In this tutorial, you’ll learn about what data caches do in a DAX calculation. You’ll understand how they work with the formula and storage engines to provide answers to your queries.
What Are Data Caches?
The storage engine interacts with the formula engine in the form of a data cache.
If you recall from the previous blog posts about the DAX Query Structure, you’ll know that the formula engine requests data from the storage engine. The latter then goes to the database, gets different types of data, and then returns it back to the formula engine in the form of a data cache.
The storage engine can do simple math and aggregations which makes it faster. It also offers parallelism which can fill multiple data caches at once. One storage engine query can take time in generating an answer. But if you add up all different storage engine queries, the results will not be the same because it’s filling more than one data cache.
The formula engine, on the other hand, works on complex queries. Since it’s a single-threaded engine, it can only use one final consolidated data cache. It starts working on the data cache once all requests are filled by the storage engine.
If the formula engine request is exactly the same as the previous request, the cache that was previously returned will be used again. The storage engine is smart enough to return the same data cache if it receives the same request. This makes the DAX’s performance faster since the data is already cached.
When you run a measure, it’s important to run it against a cold cache; always avoid running your queries in the warm cache. A warm cache means that the storage engine data cache is already formed and ready to be returned.
What Are The Key Features?
Data caches are tables materialized in memory which takes time and eats RAM. Always keep in mind that the materialization should be as low as possible.

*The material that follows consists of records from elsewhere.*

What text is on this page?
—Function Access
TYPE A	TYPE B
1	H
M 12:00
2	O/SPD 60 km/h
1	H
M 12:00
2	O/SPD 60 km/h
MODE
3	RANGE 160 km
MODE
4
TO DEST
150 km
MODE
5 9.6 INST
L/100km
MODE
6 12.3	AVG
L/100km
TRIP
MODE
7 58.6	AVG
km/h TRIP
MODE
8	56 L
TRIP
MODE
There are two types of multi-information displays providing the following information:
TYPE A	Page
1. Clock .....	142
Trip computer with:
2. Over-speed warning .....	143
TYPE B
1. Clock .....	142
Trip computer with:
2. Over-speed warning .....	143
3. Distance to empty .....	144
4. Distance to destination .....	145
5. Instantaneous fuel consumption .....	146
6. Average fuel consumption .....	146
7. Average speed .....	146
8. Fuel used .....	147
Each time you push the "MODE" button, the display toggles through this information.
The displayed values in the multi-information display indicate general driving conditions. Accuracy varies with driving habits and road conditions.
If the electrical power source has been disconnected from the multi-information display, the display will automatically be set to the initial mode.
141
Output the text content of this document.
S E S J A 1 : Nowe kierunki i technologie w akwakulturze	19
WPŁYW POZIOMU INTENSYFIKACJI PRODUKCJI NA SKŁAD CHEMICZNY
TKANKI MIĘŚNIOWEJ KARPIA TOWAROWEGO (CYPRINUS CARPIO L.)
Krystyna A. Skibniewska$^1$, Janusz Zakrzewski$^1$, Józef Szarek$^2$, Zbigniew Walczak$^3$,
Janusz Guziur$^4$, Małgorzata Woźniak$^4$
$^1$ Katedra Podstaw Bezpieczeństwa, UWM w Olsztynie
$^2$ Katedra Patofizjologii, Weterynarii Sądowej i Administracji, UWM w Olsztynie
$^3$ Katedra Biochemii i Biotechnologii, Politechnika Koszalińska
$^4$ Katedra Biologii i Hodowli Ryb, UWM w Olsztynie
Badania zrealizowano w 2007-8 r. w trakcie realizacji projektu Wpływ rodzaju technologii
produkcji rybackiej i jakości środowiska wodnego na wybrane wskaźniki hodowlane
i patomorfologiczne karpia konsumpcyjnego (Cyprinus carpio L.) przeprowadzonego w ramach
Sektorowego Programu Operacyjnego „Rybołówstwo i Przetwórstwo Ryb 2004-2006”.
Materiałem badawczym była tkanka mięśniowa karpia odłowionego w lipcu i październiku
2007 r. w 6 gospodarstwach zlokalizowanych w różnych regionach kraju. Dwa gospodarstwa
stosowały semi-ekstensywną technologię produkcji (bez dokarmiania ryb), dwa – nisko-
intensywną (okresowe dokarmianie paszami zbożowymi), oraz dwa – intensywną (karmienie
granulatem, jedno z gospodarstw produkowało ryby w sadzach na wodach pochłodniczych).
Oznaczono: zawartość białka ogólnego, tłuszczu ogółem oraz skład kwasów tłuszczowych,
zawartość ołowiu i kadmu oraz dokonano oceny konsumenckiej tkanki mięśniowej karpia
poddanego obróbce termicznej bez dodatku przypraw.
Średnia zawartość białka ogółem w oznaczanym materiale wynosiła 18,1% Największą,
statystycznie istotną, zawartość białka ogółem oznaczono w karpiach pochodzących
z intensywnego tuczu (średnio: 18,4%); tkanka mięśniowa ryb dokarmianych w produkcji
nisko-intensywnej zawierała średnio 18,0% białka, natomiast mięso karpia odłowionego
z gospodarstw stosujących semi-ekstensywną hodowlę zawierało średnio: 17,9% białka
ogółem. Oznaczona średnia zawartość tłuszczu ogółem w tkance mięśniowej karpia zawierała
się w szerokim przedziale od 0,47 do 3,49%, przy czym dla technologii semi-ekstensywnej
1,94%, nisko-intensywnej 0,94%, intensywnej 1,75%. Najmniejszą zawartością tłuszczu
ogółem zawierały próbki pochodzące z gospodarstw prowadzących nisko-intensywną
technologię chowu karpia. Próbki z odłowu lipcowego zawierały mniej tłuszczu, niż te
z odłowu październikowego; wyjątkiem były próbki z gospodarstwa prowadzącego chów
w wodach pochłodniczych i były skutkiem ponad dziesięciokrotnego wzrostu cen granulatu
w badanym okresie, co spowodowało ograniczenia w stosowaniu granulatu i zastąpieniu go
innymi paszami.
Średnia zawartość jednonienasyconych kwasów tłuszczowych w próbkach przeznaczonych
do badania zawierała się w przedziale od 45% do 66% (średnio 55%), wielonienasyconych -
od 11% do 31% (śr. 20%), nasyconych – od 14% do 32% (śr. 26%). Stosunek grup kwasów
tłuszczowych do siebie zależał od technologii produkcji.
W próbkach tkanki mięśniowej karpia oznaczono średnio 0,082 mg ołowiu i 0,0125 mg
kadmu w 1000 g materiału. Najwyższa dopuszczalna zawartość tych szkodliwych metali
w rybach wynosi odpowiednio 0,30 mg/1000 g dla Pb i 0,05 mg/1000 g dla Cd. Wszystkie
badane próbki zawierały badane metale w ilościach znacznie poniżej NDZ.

Another key feature is that these caches are uncompressed. Once it comes out of the storage engine and sent to the formula engine, the data cache becomes an uncompressed full table in memory. This execution is much slower than a peer storage engine request which is all in memory and compressed.
There’s no problem with using the formula engine; you just need to get the storage engine to do the work as much as possible.
Data caches are also temporary. They exist for awhile and then they’re gone. Even though they are materialized in memory, they’re not persistent so they will get cleared out.
Where To Find Data Caches?
You can find this information in the Physical Query Plans’ Records Column and in DAX Studio’s Server Timings in the Rows Column. It will you show how many rows are being produced by the storage engine and being sent to the formula engine.
If you run certain tests in the server timings, you’ll notice that the rows count may be off by a little bit. This is just a guideline of how many rows you’re pulling up.
The main thing to keep in mind with data caches is that the number of rows materialized should be equal to the number of rows needed for the output as close as possible. If there’s a big difference in the number of rows, it means that the order operation is off.
If the amount of materialized rows is equal to the amount of rows needed for the output, it’s called Late Materialization. However, if the number of materialized row is greater than the number of rows needed, it’s called Early Materialization. Since these are uncompressed data, you should not let both engines materialize them because it will slow down DAX’s performance.
This is an example of an Early Materialization:
In the Physical Query Plan, you can see 25 million rows being pulled up in the Records Column. However, the sample query doesn’t need 25 million rows of output. This means that the query pulled too many rows than needed.
If you look at the Server Timings, you’ll see the same amount of rows being pulled in the Rows Column.
In the SE CPU visuals, you’ll see a number if there are parallelisms in your queries. Since this example has none, it showed 0.
A slow performing DAX may mean that your query is pulling unnecessary caches for your engines to work. Data caches are responsible for the speed and accuracy of your DAX because the engines work on them to generate answers for different requests. For a faster DAX performance, you can solve this issue by properly building your data model and DAX measures.